Margaret (Fong), Your Excellency, distinguished guests, ladies and gentlemen,

     Good morning.

     I am pleased to join you all here today for the opening ceremony of the eighth Hong Kong International Wine & Spirits Fair. Of course, I'm always pleased to join any delegation, large or small, where corks and "Cheers" rain, and fine wine and spirits flow.

     So a warm welcome to you all, especially our good friends from Portugal, this year's wine fair Partner Country. As a nation, Portugal uncorks well above its population. Indeed, it's Europe's fifth largest vinho producer and, at last bottle count, the world's 11th largest.

     The Portuguese, and most everyone here, I'm sure, subscribe to the "God and wine" theory propounded by no less a propounder than Benjamin Franklin: "Wine," said Mr Electricity, "is constant proof that God loves us, and loves to see us happy."

     I know we all drink to that, and much else, in due course.

     First, a wine word or two about Hong Kong and our vinous progress. I'm pleased to note that Hong Kong runs the world's first accreditation scheme for wine storage facilities. And our Customs stands guard against counterfeit wines. Together, that adds up to confidence in the wine that we sell here in Hong Kong.

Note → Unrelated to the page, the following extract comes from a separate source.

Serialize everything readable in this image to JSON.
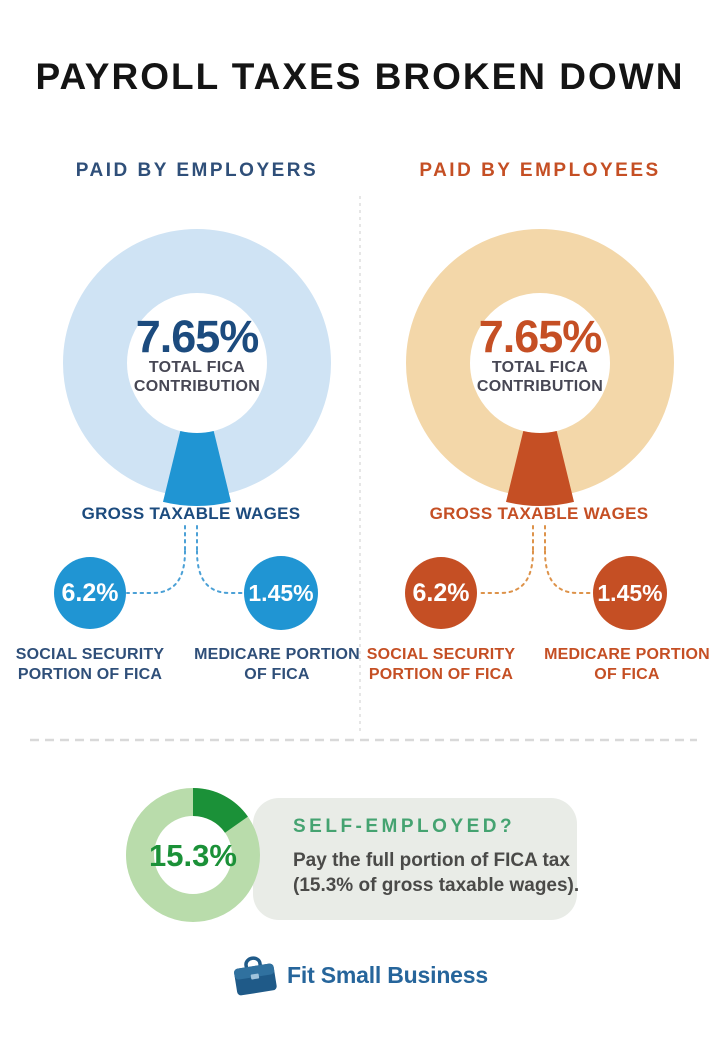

     Trust, in turn, boosts trade. In 2014, we imported HK$8.4 billion worth of wine, up 5 per cent over the previous year. We also re-exported HK$2.4 billion worth of wine over the same period. And that was up a whopping 52 per cent over 2013 re-exports.

     Those numbers mean business. They underline Hong Kong's standing as the region's wine hub, a position that we've held since I completely did away with the wine duty seven years ago.

     More good news. We remain the world's largest wine auction centre, hammering home more than HK$800 million worth of wine last year.

     Allow me here to revisit our re-exports, which, I believe, make some compelling points. Of the HK$2.4 billion in wine re-exports last year, HK$1.5 billion went to the Mainland of China, an increase of 87 per cent, year on year.

     From that startling upsurge, I draw three conclusions:

     First, I see a growing demand on the Mainland, a healthy development of the hugely promising wine market at our doorstep.

     Second, I see a growing Mainland preference for consuming wine from trendsetting Hong Kong. But more than following our vogue for wine, Mainlanders trust our taste, they trust our integrity.

     And third, I see prodigious wine prospects under the visionary and far-reaching "Belt and Road" initiative spearheaded by President Xi of China.

     For those of you not yet familiar with the "Belt and Road", it promotes connectivity and the free flow of goods among more than 60 countries spanning Asia, Europe and Africa.

     The ancient Silk Road carried wine to China centuries ago. Today, it is Hong Kong that channels the flow of wine. Our world-class infrastructure connects the Mainland and other "Belt and Road" economies, and well beyond. We open doors, we open bottles.

     Let me share with you one last piece of news that I think is worth saluting.

     We have expanded our customs facilitation scheme for wine entering the Mainland through Hong Kong. Wine now enjoys instant clearance when it goes from Hong Kong to Beijing, Shanghai, Tianjin, Guangzhou or Shenzhen.

     Ladies and gentlemen, it's time to hit the booths and discover the world, a world of wine, a world of spirits, and the cultures, companies and people who bring them to happy life.

     My thanks to the Hong Kong Trade Development Council for once again organising one of the world's great business, and pleasure, fairs.